8 STRUCTURAL WORK OCCUPATIONS
This category includes occupations concerned with fabricating, erecting, installing, paving, painting, repairing, and similarly working structures or structural parts, such as bridges, buildings, roads, transportation equipment frames and structures, cables, griders, plates, and frames. The worker's relationship to hand tools and power tools is more important than to stationary machines, which are also used. Knowledge of the properties (stress, strain, durability, resistance) of the materials used (wood, metal, concrete, glass, clay) is often a requirement.

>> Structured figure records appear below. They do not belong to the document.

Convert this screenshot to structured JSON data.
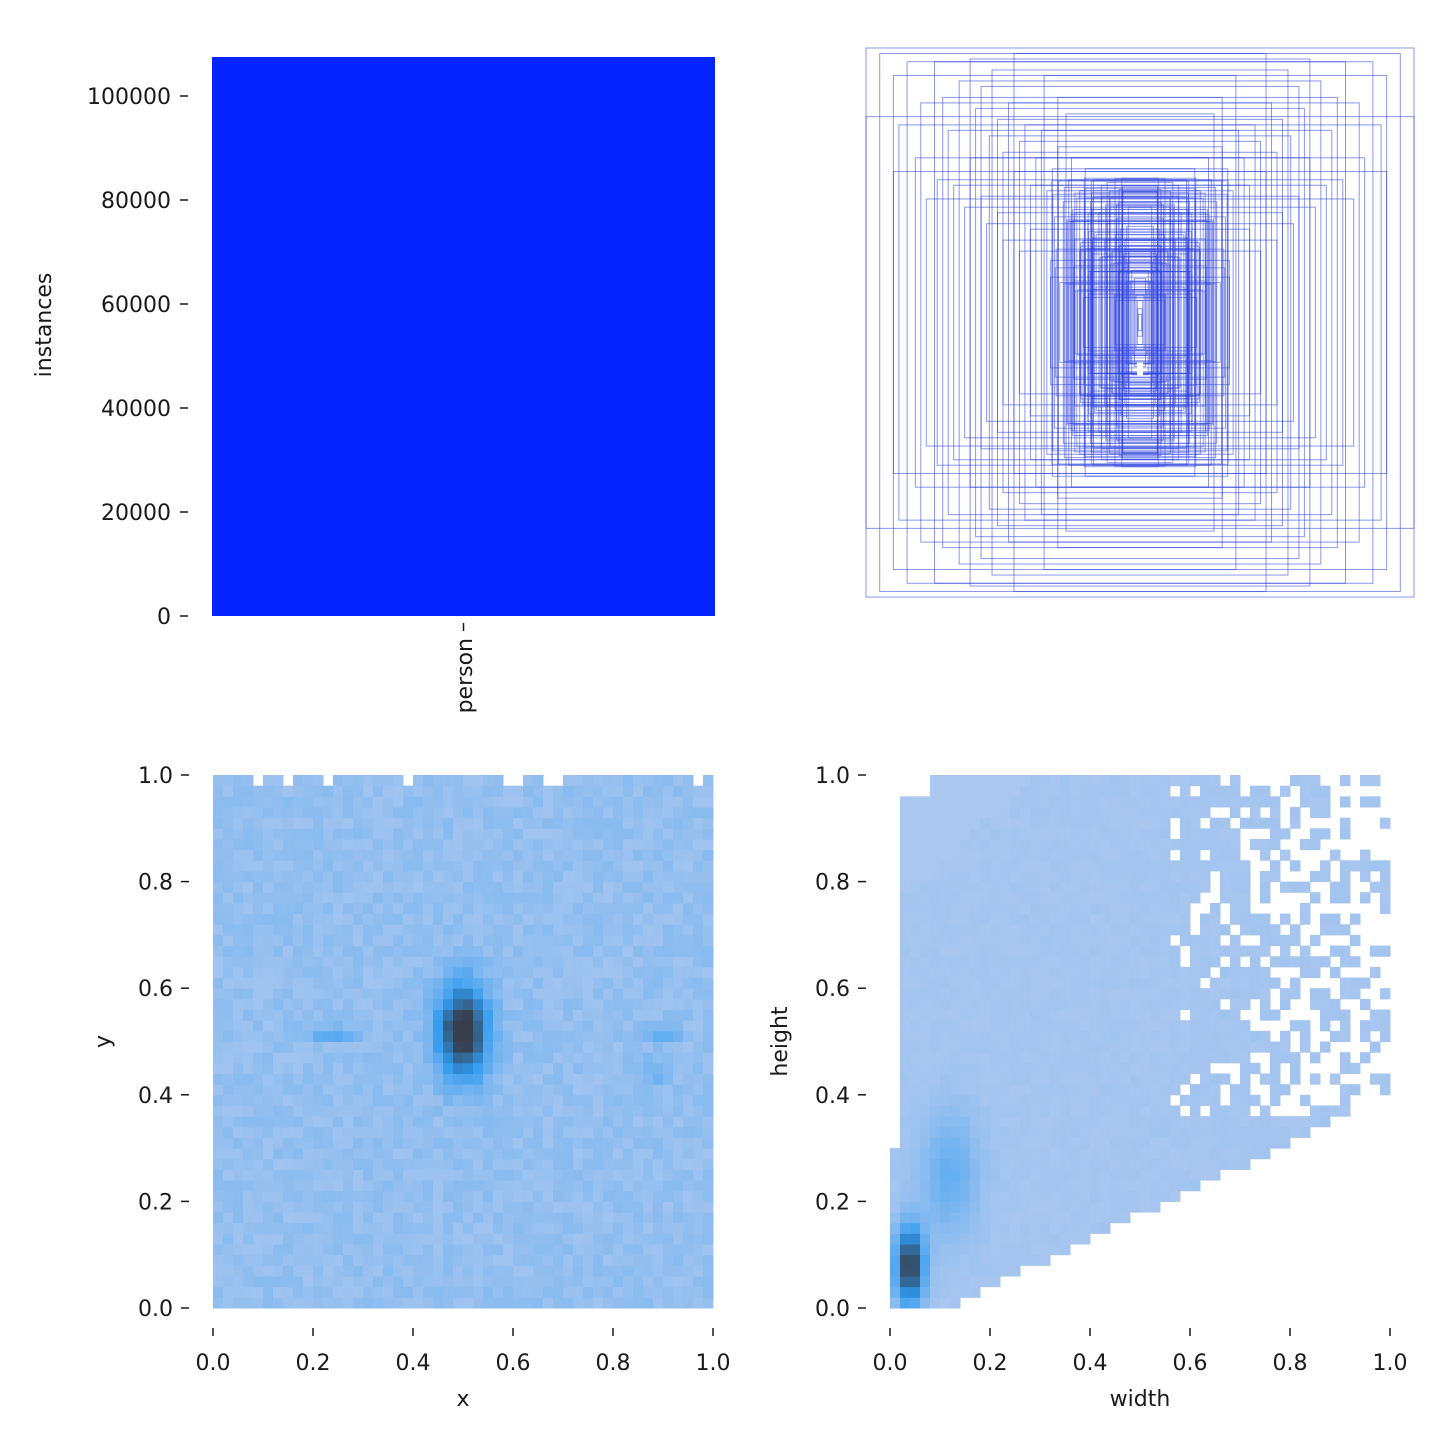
{
  "colors": {
    "bar": "#0524ff",
    "box": "#2c3fe0",
    "heat_low": "#aec8ef",
    "heat_mid": "#2f9bf0",
    "heat_high": "#373f4d",
    "axis": "#1a1a1a"
  },
  "chart_data": [
    {
      "type": "bar",
      "categories": [
        "person"
      ],
      "values": [
        107500
      ],
      "xlabel": "",
      "ylabel": "instances",
      "ylim": [
        0,
        107500
      ],
      "yticks": [
        0,
        20000,
        40000,
        60000,
        80000,
        100000
      ],
      "ytick_labels": [
        "0",
        "20000",
        "40000",
        "60000",
        "80000",
        "100000"
      ],
      "grid": false
    },
    {
      "type": "box-overlay",
      "description_values": "bounding boxes centered at 0.5,0.5 drawn with size width x height",
      "boxes": [
        [
          1.0,
          1.0
        ],
        [
          1.0,
          0.75
        ],
        [
          0.95,
          0.98
        ],
        [
          0.9,
          0.9
        ],
        [
          0.88,
          0.72
        ],
        [
          0.85,
          0.95
        ],
        [
          0.8,
          0.8
        ],
        [
          0.75,
          0.95
        ],
        [
          0.72,
          0.82
        ],
        [
          0.7,
          0.7
        ],
        [
          0.66,
          0.88
        ],
        [
          0.62,
          0.6
        ],
        [
          0.6,
          0.78
        ],
        [
          0.58,
          0.86
        ],
        [
          0.55,
          0.68
        ],
        [
          0.52,
          0.74
        ],
        [
          0.5,
          0.62
        ],
        [
          0.48,
          0.8
        ],
        [
          0.46,
          0.55
        ],
        [
          0.44,
          0.66
        ],
        [
          0.42,
          0.72
        ],
        [
          0.4,
          0.5
        ],
        [
          0.38,
          0.6
        ],
        [
          0.36,
          0.7
        ],
        [
          0.34,
          0.48
        ],
        [
          0.32,
          0.56
        ],
        [
          0.3,
          0.64
        ],
        [
          0.28,
          0.44
        ],
        [
          0.26,
          0.52
        ],
        [
          0.25,
          0.6
        ],
        [
          0.24,
          0.4
        ],
        [
          0.22,
          0.48
        ],
        [
          0.2,
          0.56
        ],
        [
          0.19,
          0.36
        ],
        [
          0.18,
          0.44
        ],
        [
          0.17,
          0.52
        ],
        [
          0.16,
          0.32
        ],
        [
          0.15,
          0.4
        ],
        [
          0.14,
          0.46
        ],
        [
          0.13,
          0.3
        ],
        [
          0.12,
          0.36
        ],
        [
          0.11,
          0.42
        ],
        [
          0.1,
          0.26
        ],
        [
          0.09,
          0.32
        ],
        [
          0.085,
          0.38
        ],
        [
          0.08,
          0.22
        ],
        [
          0.075,
          0.28
        ],
        [
          0.07,
          0.34
        ],
        [
          0.065,
          0.2
        ],
        [
          0.06,
          0.25
        ],
        [
          0.055,
          0.3
        ],
        [
          0.05,
          0.18
        ],
        [
          0.045,
          0.22
        ],
        [
          0.04,
          0.26
        ],
        [
          0.035,
          0.15
        ],
        [
          0.03,
          0.19
        ],
        [
          0.025,
          0.12
        ],
        [
          0.02,
          0.16
        ],
        [
          0.015,
          0.1
        ],
        [
          0.01,
          0.08
        ],
        [
          0.008,
          0.05
        ],
        [
          0.006,
          0.03
        ],
        [
          0.68,
          0.5
        ],
        [
          0.64,
          0.42
        ],
        [
          0.56,
          0.36
        ],
        [
          0.5,
          0.3
        ],
        [
          0.44,
          0.26
        ],
        [
          0.9,
          0.55
        ],
        [
          0.78,
          0.45
        ],
        [
          0.35,
          0.9
        ],
        [
          0.3,
          0.82
        ],
        [
          0.27,
          0.76
        ],
        [
          0.62,
          0.96
        ],
        [
          0.54,
          0.92
        ],
        [
          0.46,
          0.98
        ],
        [
          0.82,
          0.6
        ],
        [
          0.74,
          0.52
        ],
        [
          0.58,
          0.46
        ],
        [
          0.52,
          0.4
        ],
        [
          0.4,
          0.34
        ]
      ]
    },
    {
      "type": "heatmap",
      "xlabel": "x",
      "ylabel": "y",
      "xlim": [
        0,
        1
      ],
      "ylim": [
        0,
        1
      ],
      "xticks": [
        "0.0",
        "0.2",
        "0.4",
        "0.6",
        "0.8",
        "1.0"
      ],
      "yticks": [
        "0.0",
        "0.2",
        "0.4",
        "0.6",
        "0.8",
        "1.0"
      ],
      "hotspots": [
        {
          "x": 0.5,
          "y": 0.52,
          "sx": 0.035,
          "sy": 0.06,
          "w": 1.0
        },
        {
          "x": 0.24,
          "y": 0.515,
          "sx": 0.03,
          "sy": 0.008,
          "w": 0.35
        },
        {
          "x": 0.9,
          "y": 0.515,
          "sx": 0.02,
          "sy": 0.01,
          "w": 0.3
        },
        {
          "x": 0.88,
          "y": 0.44,
          "sx": 0.02,
          "sy": 0.02,
          "w": 0.15
        }
      ]
    },
    {
      "type": "heatmap",
      "xlabel": "width",
      "ylabel": "height",
      "xlim": [
        0,
        1
      ],
      "ylim": [
        0,
        1
      ],
      "xticks": [
        "0.0",
        "0.2",
        "0.4",
        "0.6",
        "0.8",
        "1.0"
      ],
      "yticks": [
        "0.0",
        "0.2",
        "0.4",
        "0.6",
        "0.8",
        "1.0"
      ],
      "hotspots": [
        {
          "x": 0.04,
          "y": 0.08,
          "sx": 0.02,
          "sy": 0.05,
          "w": 1.0
        },
        {
          "x": 0.12,
          "y": 0.25,
          "sx": 0.04,
          "sy": 0.08,
          "w": 0.25
        }
      ]
    }
  ]
}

9 MISCELLANEOUS OCCUPATIONS
This category includes occupations concerned with the use of body members, hand tools and bench machines to fabricate, inspect, grind, carve, mold, paint, sew, assemble, inspect, and repair relatively small products, such as jewelry, phonographs, light bulbs, musical instruments, tires, footwear, pottery, and garments. The work is usually performed at a set position or station in a mill, plant, or shop, at a bench, worktable, or conveyor. At the more complex levels, workers frequently read blueprints, follow patterns, use a variety of hand tools, and assume responsibility for meeting standards. Workers at the less complex levels are required to follow standardized procedures.